One of the mechanisms proposed regarding the risk of DAAs towards development of HCC is that DAAs downregulate interferon genes, disrupting the innate immunosurveillance of the body[8]. In the chronic phase of HCV, an estimated 1012 virions are produced per day by infected hepatocytes[11]. These trigger an immune response mediated primarily by natural killer (NK) cells which release cytokines such as interferon (IFN)-γ. IFNs upregulate interferon stimulated genes which have an anti-proliferative response by prolonging all phases of the cell cycle and decreasing viral replication. When HCV infection becomes persistent, NK cells become dysfunctional due to continuous antigenic stimulation by the high load of virions, resulting in impaired production of IFNs[12]. In mice models, it was observed that decreased levels of IFN-γ independently control tumorigenesis[13]. Thus the downregulation of these genes in IFN free therapy could contribute to development of HCC.
Analysis of the peripheral blood mononuclear cells (PBMCs) of CHC patients treated with DAAs has shown that in comparison to healthy controls, these patients have attenuated activity of both NK cells and monocytes, reflected by a decreased level of inflammatory cytokines in patients who had achieved rapid virological response (RVR), i.e., undetectable HCV RNA at the end of 4 wk of DAA treatment[14]. Natural Killer cell group 2D (NKG2D) is an activating receptor of immune responses which has been studied in the context of HCV associated HCC. It has been found that in HCV patients treated with IFN free DAA therapy, an on treatment decrease in the expression of NKG2D correlated to the early occurrence and recurrence of clinically evident HCC within the 6-mo surveillance period following treatment[15].

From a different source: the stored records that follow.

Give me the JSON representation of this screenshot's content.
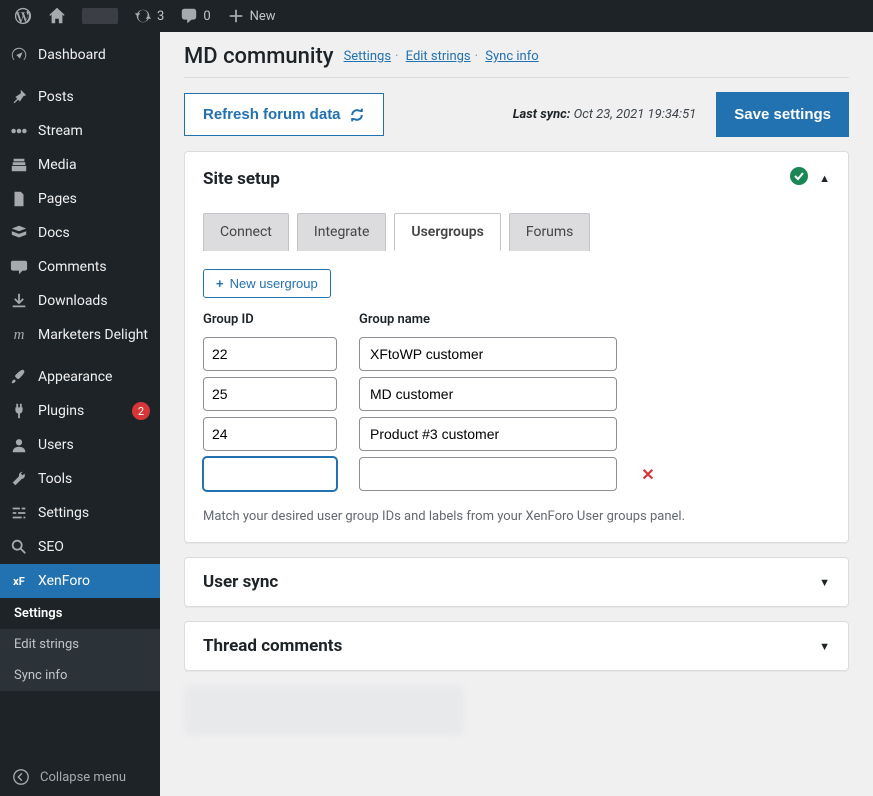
{
  "adminbar": {
    "update_count": "3",
    "comments_count": "0",
    "new_label": "New"
  },
  "sidebar": {
    "items": [
      {
        "label": "Dashboard"
      },
      {
        "label": "Posts"
      },
      {
        "label": "Stream"
      },
      {
        "label": "Media"
      },
      {
        "label": "Pages"
      },
      {
        "label": "Docs"
      },
      {
        "label": "Comments"
      },
      {
        "label": "Downloads"
      },
      {
        "label": "Marketers Delight"
      },
      {
        "label": "Appearance"
      },
      {
        "label": "Plugins",
        "badge": "2"
      },
      {
        "label": "Users"
      },
      {
        "label": "Tools"
      },
      {
        "label": "Settings"
      },
      {
        "label": "SEO"
      },
      {
        "label": "XenForo"
      }
    ],
    "submenu": [
      "Settings",
      "Edit strings",
      "Sync info"
    ],
    "collapse": "Collapse menu"
  },
  "header": {
    "title": "MD community",
    "tabs": [
      "Settings",
      "Edit strings",
      "Sync info"
    ]
  },
  "toolbar": {
    "refresh": "Refresh forum data",
    "last_sync_label": "Last sync:",
    "last_sync_value": "Oct 23, 2021 19:34:51",
    "save": "Save settings"
  },
  "panels": {
    "site_setup": {
      "title": "Site setup",
      "tabs": [
        "Connect",
        "Integrate",
        "Usergroups",
        "Forums"
      ],
      "new_usergroup": "New usergroup",
      "col_id": "Group ID",
      "col_name": "Group name",
      "rows": [
        {
          "id": "22",
          "name": "XFtoWP customer"
        },
        {
          "id": "25",
          "name": "MD customer"
        },
        {
          "id": "24",
          "name": "Product #3 customer"
        },
        {
          "id": "",
          "name": ""
        }
      ],
      "hint": "Match your desired user group IDs and labels from your XenForo User groups panel."
    },
    "user_sync": {
      "title": "User sync"
    },
    "thread_comments": {
      "title": "Thread comments"
    }
  }
}
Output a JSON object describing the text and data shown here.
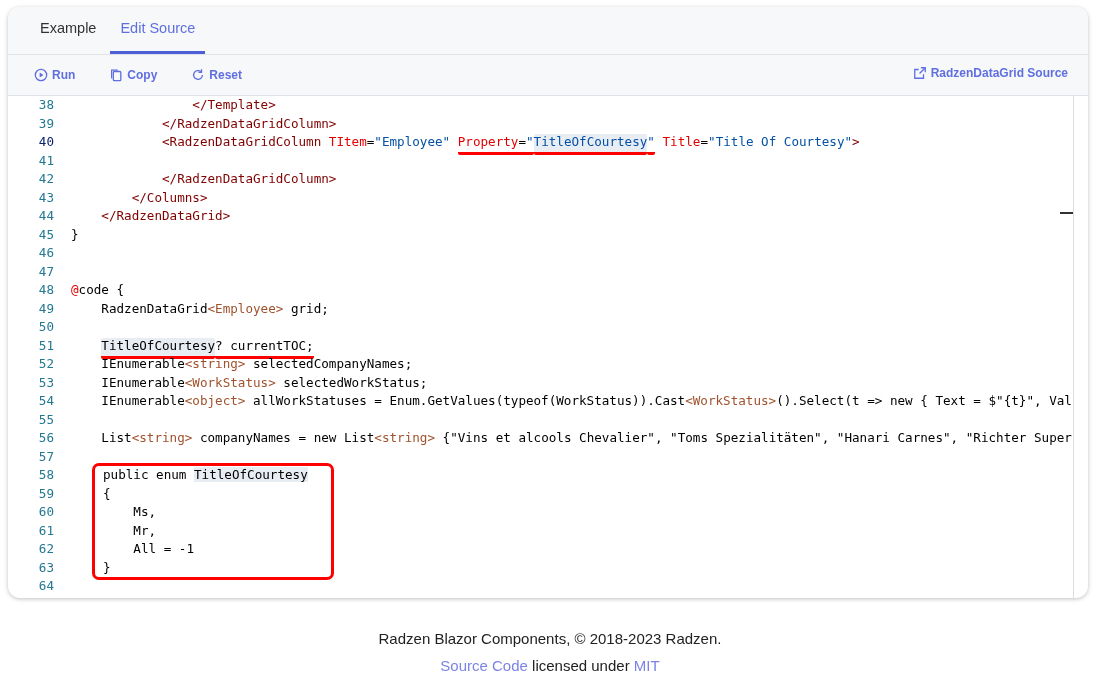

With DAA based therapy, HCV RNA becomes undetectable in days to weeks, a much more rapid response than that observed with IFN based regimens. It is hypothesized that rapid eradication of HCV and subsequent abrupt resolution of the chronic inflammatory state disrupts the natural immune response of the body, possibly favoring the proliferation of neoplastic cells[16]. Since clinical studies have shown no difference among different DAA regimens and development of HCC, it is hypothesized that if this effect does exist then it would have to be a class effect of the DAAs[17,18].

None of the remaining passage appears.